Pourtant, l’enseignement majeur de cette année ne réside pas dans le volume, mais dans la mutation profonde du modèle touristique insulaire.
- Une saison qui s’étire : la fin du « tout-été » ?
Les données publiées par l’INSEE confirment une tendance lourde : le lissage de la saisonnalité. On observe un renforcement marqué des ailes de saison (printemps et automne) au détriment du traditionnel pic de fréquentation du cœur de l’été.
Cette évolution est le fruit d’une stratégie de long cours portée par l’Agence du Tourisme de la Corse (ATC), visant à :
- Réduire la pression environnementale sur les sites sensibles.
- Améliorer les conditions d’accueil et l’expérience client.
- Pérenniser les emplois sur une période plus longue.
- Un profil de clientèle en mutation
Au-delà de la masse, c’est la structure de la demande qui évolue.
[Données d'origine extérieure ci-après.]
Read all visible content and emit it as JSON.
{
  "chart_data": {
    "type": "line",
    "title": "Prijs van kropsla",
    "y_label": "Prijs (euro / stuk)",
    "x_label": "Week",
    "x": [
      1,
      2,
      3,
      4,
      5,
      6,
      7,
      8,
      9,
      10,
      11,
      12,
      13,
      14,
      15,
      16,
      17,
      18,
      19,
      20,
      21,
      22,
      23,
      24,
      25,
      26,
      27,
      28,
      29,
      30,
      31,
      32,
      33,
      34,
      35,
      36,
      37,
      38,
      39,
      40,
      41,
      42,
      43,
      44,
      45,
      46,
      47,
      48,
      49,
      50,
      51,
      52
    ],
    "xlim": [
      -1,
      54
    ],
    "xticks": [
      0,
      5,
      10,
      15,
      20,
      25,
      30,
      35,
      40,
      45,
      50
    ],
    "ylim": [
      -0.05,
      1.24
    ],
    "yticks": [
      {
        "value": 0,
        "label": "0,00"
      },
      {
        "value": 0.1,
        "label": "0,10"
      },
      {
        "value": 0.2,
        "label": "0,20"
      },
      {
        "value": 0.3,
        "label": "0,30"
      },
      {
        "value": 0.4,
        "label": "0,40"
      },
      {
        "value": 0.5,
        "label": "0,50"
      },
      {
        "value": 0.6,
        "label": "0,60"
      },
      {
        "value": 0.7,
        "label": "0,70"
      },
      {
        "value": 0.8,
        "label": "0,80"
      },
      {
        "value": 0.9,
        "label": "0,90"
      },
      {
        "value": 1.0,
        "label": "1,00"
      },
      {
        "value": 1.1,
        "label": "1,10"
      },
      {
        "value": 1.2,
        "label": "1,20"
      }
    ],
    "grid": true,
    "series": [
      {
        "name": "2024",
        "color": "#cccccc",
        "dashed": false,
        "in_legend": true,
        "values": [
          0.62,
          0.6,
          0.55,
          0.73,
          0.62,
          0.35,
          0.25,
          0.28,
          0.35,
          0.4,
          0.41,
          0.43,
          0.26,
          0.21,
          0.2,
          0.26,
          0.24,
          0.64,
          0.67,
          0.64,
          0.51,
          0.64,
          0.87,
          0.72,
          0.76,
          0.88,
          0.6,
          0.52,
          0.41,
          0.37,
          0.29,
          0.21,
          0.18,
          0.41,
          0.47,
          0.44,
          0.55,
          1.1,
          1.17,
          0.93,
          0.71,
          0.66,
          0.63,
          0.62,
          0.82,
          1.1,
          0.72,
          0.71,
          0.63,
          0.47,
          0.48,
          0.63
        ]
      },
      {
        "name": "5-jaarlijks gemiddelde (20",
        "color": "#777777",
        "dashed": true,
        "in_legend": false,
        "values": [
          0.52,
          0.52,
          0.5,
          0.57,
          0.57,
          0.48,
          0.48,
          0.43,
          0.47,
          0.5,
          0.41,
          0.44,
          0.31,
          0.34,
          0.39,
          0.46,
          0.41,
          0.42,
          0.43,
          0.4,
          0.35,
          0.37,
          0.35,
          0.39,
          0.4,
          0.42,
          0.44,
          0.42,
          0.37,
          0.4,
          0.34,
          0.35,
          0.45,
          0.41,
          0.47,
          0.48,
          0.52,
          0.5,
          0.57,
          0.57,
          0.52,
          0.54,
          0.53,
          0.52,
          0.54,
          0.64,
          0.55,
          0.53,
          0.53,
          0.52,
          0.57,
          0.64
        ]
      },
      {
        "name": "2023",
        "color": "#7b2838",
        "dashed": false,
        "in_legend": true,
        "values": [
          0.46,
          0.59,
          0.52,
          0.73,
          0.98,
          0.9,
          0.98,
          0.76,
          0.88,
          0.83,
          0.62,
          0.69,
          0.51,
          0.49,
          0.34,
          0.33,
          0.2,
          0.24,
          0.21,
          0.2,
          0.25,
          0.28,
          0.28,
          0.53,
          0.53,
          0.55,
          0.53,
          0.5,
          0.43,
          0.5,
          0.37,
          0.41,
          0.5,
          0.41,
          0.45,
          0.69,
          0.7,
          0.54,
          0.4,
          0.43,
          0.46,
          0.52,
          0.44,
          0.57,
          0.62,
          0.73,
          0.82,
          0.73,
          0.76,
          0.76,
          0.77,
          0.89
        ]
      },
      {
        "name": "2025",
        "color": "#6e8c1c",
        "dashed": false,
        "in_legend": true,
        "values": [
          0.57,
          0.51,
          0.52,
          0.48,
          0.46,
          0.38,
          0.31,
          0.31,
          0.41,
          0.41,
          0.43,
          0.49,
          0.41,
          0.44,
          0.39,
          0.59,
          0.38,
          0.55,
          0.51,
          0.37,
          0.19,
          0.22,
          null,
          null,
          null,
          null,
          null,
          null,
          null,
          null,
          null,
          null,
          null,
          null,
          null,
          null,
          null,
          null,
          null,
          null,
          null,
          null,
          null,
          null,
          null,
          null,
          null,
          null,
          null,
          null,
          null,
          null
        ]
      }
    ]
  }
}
La diversification des clientèles progresse, avec une montée en puissance des hébergements marchands structurants (hôtellerie de plein air haut de gamme, résidences de tourisme). Ce glissement témoigne d’une recherche de qualité et d’une offre qui s’adapte aux nouveaux standards européens. - Le paradoxe de la rentabilité : volume vs marges
Si les voyants de la fréquentation sont au vert, la vigilance reste de mise pour les professionnels. Plus de visiteurs ne signifie pas automatiquement une meilleure santé financière. Le secteur fait face à un « effet ciseau » redoutable :
- Hausse généralisée des coûts (énergie, matières premières, masse salariale).
- Marges sous tension, limitant les capacités d’investissement immédiates.
- Nécessité de maintenir des prix compétitifs face à une concurrence méditerranéenne agressive.